How do you heal when you lose so much?
On Monday, Oklahoma played in Game 1 of the Women's College World Series finals. Exactly two weeks before, softball mattered to no one in the state.
Digging through rubble mattered. Saving lives mattered.
How do you move on?
Since that day, OU softball, the state and much of the nation learned the story of Sydney Angle, a 9-year-old with bright eyes and a beautiful smile who didn't survive in a place her parents thought she would be safe. The May 20 tornado ripped through her elementary school, causing parents to mourn over seven small caskets.
But since that tragic Monday, Oklahoma has adopted the Angle family, especially Casey Angle, the older sister of Sydney. Casey is trying to get good grades because she one day wants to be a softball player for a coach like Oklahoma's Patty Gasso.
Somewhere along the dugout fence at ASA Hall of Fame Stadium, 10-year-old Casey blended among the nation's No. 1-ranked softball team. She was excited to be there as the Sooners' bat girl. She felt like part of the team. She was one of them. They were trying to fulfill the goal of winning a national title.

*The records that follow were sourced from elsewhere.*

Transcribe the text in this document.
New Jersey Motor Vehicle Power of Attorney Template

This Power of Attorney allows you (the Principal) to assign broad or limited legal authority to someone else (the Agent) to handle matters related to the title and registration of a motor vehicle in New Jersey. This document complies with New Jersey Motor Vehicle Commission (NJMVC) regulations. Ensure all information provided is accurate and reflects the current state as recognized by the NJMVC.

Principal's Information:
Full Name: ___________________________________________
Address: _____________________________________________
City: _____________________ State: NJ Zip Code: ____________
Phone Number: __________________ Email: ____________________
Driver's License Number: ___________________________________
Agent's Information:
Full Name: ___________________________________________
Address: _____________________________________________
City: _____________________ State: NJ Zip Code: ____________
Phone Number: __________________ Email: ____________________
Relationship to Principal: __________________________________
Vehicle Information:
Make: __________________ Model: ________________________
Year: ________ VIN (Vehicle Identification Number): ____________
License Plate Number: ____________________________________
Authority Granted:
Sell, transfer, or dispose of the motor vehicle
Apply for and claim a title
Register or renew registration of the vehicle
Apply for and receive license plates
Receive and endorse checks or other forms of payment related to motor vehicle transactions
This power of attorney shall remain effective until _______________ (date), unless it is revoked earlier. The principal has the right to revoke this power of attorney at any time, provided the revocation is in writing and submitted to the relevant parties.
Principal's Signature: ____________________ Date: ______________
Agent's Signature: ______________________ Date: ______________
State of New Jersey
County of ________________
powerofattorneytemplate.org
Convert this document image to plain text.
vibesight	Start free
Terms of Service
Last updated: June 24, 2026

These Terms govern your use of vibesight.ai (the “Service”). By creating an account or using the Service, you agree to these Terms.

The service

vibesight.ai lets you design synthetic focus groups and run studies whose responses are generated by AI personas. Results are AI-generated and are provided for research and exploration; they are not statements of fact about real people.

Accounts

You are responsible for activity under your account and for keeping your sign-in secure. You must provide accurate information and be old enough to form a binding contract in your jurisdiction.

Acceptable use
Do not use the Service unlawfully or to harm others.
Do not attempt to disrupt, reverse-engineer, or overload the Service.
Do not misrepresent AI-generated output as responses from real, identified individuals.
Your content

But the reality remains. It still haunts her and her family. Sydney is gone.
Their father, Dan, walked away from the stadium when Oklahoma played Thursday against Michigan. He felt overwhelmed. He couldn't bring himself to attend Saturday's game against Texas. They made plans weeks ago to bring both girls to the WCWS.
But, Dan's hoping Casey is having some joy in the dugout, finding strength from the Sooners.
“She's having fun,” Dan said. “It's a lot of fun for her. It's an opportunity that, chances are, she's never going to have again. ... And when we're strong, Casey is strong.”
But when her father or mother breaks down crying, Casey cries, too.
The Angles lost their home in the tornado. Every morning, they work through new questions.
What new furniture can we buy? Where should we eat? How will we eat? Where will we live? How will we honor Sydney?
“It's like we went through 20 years of our life without wanting to,” Dan Angle said.
Dan Angle knows his daughter's memory was causing an impact on so many people, from softball tournaments in Sydney's honor to thousands of donations.
The story even changed Oklahoma's two-time National Player of the Year, Keilani Ricketts. It put her life, her stresses, her softball games into perspective. For the last year, Ricketts has dealt with losing a national title in the final game of the WCWS. The wound of the loss still burned in April.
But when she gave a jersey to Sydney's mother, Nicole, at the memorial service and then hugged her, it was one of the most emotional moments in Ricketts' life.
“Her focus was always softball, softball, softball,” Ricketts' mother Carol said. “But then to go through something like that and have the family go up to her and tell her they are trying to find the picture they took with of Keilani and their daughter, it really changed her perspective. I think she did relax a lot and realized there's more to life than softball.”
Ricketts worked in the circle Monday night against Tennessee to help her heal from that athletic wound from a year ago. In a couple days, Oklahoma or Tennessee will raise a national championship trophy in triumph and celebrate a game where the object is to come home.
Soon, Casey Angle will come home, too, but to a new house. There will be some things of Sydney's the Angles were able to salvage from the rubble of their former home.
“But it will be an entirely new house without her sister,” Dan Angle said.
That's the moment Dan Angle is worried about, when the spotlights have dimmed and there's no dugout fence to stand along.
The experience of being a part of Oklahoma softball is one that Dan and Nicole Angle are thankful the Sooners gave to their daughter. But Casey Angle doesn't feel lucky for the experience. They'd give all of it back to have Sydney running the stands trying to catch a foul ball.
Some wounds are just too big for anything to heal.